The past seven days have not been kind to bitcoin (BTC), with the world’s largest cryptocurrency seeing its worst weekly performance since FTX collapsed in November 2022.
Due largely to the savage 7.3% plummet last Thursday, the world’s largest cryptocurrency is now approximately 11.5% lower against the US dollar on a week-on-week basis.
Cited reasons have been plentiful- Chinese economic turmoil, Elon Musk’s SpaceX capitulating all of its bitcoin holdings, low trading volumes and general risk-on anxieties in an inflationary economy.
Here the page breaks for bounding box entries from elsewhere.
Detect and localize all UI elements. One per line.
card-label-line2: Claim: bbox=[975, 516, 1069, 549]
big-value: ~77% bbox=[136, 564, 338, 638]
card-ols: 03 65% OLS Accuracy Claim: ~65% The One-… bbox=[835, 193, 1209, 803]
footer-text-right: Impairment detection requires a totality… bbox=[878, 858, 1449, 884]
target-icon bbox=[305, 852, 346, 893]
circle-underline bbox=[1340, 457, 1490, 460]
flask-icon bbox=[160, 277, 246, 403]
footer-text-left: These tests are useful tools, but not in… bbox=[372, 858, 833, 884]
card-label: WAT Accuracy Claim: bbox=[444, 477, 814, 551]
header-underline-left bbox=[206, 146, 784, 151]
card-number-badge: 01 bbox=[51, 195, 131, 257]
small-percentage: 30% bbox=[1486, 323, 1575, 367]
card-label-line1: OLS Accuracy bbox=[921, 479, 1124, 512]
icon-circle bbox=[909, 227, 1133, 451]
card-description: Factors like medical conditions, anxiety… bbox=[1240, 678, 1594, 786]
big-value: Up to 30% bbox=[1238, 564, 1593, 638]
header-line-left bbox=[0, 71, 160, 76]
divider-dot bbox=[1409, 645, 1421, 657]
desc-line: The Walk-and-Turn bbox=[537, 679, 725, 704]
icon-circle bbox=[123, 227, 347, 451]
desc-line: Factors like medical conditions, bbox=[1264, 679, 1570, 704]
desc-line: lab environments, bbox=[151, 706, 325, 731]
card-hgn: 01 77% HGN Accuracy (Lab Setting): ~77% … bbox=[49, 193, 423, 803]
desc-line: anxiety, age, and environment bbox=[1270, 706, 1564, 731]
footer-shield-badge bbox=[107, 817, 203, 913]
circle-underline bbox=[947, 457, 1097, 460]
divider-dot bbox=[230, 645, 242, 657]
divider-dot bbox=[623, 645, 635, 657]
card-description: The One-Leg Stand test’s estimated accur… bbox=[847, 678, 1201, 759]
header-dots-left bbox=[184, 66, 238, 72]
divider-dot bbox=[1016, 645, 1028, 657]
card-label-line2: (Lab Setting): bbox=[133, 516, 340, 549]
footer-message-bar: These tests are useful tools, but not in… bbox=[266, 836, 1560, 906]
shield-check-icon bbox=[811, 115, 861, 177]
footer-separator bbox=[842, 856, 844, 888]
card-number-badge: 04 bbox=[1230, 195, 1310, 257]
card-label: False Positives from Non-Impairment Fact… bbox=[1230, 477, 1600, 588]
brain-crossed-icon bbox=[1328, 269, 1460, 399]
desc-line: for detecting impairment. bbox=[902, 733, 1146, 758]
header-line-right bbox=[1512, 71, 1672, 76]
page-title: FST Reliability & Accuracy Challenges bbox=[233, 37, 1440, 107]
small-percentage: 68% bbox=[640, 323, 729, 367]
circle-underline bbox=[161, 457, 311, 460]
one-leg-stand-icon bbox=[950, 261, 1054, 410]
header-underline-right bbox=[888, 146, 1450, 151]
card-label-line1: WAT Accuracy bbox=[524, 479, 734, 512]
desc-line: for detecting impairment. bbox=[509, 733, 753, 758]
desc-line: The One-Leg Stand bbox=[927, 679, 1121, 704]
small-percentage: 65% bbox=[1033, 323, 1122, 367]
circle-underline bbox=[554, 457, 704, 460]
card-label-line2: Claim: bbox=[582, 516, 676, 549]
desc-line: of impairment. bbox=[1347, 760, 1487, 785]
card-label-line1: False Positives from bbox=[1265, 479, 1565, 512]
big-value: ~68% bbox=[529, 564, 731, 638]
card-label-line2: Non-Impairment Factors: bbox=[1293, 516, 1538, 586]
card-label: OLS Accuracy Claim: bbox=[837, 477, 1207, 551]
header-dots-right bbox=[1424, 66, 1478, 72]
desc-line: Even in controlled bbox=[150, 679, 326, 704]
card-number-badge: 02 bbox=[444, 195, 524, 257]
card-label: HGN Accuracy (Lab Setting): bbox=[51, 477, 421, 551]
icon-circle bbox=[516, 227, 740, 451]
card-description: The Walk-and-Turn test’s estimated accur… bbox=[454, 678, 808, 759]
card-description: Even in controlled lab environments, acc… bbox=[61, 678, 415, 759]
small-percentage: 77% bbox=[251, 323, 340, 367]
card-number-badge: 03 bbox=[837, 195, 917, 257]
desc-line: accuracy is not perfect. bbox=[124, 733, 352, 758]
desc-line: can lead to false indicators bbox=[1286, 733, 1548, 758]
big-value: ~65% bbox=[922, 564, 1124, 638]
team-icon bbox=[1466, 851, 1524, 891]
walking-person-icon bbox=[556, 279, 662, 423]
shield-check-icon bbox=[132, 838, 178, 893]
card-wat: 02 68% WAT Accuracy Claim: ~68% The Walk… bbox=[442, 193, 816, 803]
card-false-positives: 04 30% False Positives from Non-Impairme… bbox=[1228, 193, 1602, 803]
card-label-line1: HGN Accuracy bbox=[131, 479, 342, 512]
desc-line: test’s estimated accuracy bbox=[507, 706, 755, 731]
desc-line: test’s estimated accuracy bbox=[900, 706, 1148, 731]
It was likely a mix of all of the above for BTC/USDT’s bearish turn, though signs of stability are emerging.
Following the crushing end-of-week play, bitcoin bounced off lows close to US$25,000 to regain US$26,000 by Sunday evening.
At the time of writing, the BTC/USDT pair was swapping for US$26,020.
Can bitcoin steady the boat? Source: currency.com
Liquidations on the futures market piled up following Thursday’s rout, but have since cooled down.
Compared to the US$400 million in bitcoin longs wiped out at the end of last week, there was a comparatively small US$8.5 million wiped out on Saturday and Sunday.
Bitcoin dominance has taken a hit, tumbling below 49% for the first time since late-July.
Seen as a metric for confidence in bitcoin as a digital asset, dominance compares its market capitalisation against the entire cryptocurrency market cap.
As a result, the Crypto Fear & Greed Index has been pulled down to 38, the world in five months and firmly on the sell-side fear region.
The world’s second-largest cryptocurrency Ethereum (ETH) has performed slightly better than bitcoin across the week, dipping 9.5%, or 200 basis points less than bitcoin.
In the wider altcoin space, Ripple (XRP), Dogecoin (DOGE), Polygon (MATIC) and Litecoin (LTC) have all racked up losses greater than 15% over the past seven days.
Shiba Inu (SHIB) has performed even worse, penning over 22% of losses after the Shibarium blockchain encountered network challenges.
Global cryptocurrency market cap currently stands at US$1.06 trillion, down from US$1.17 trillion last Monday.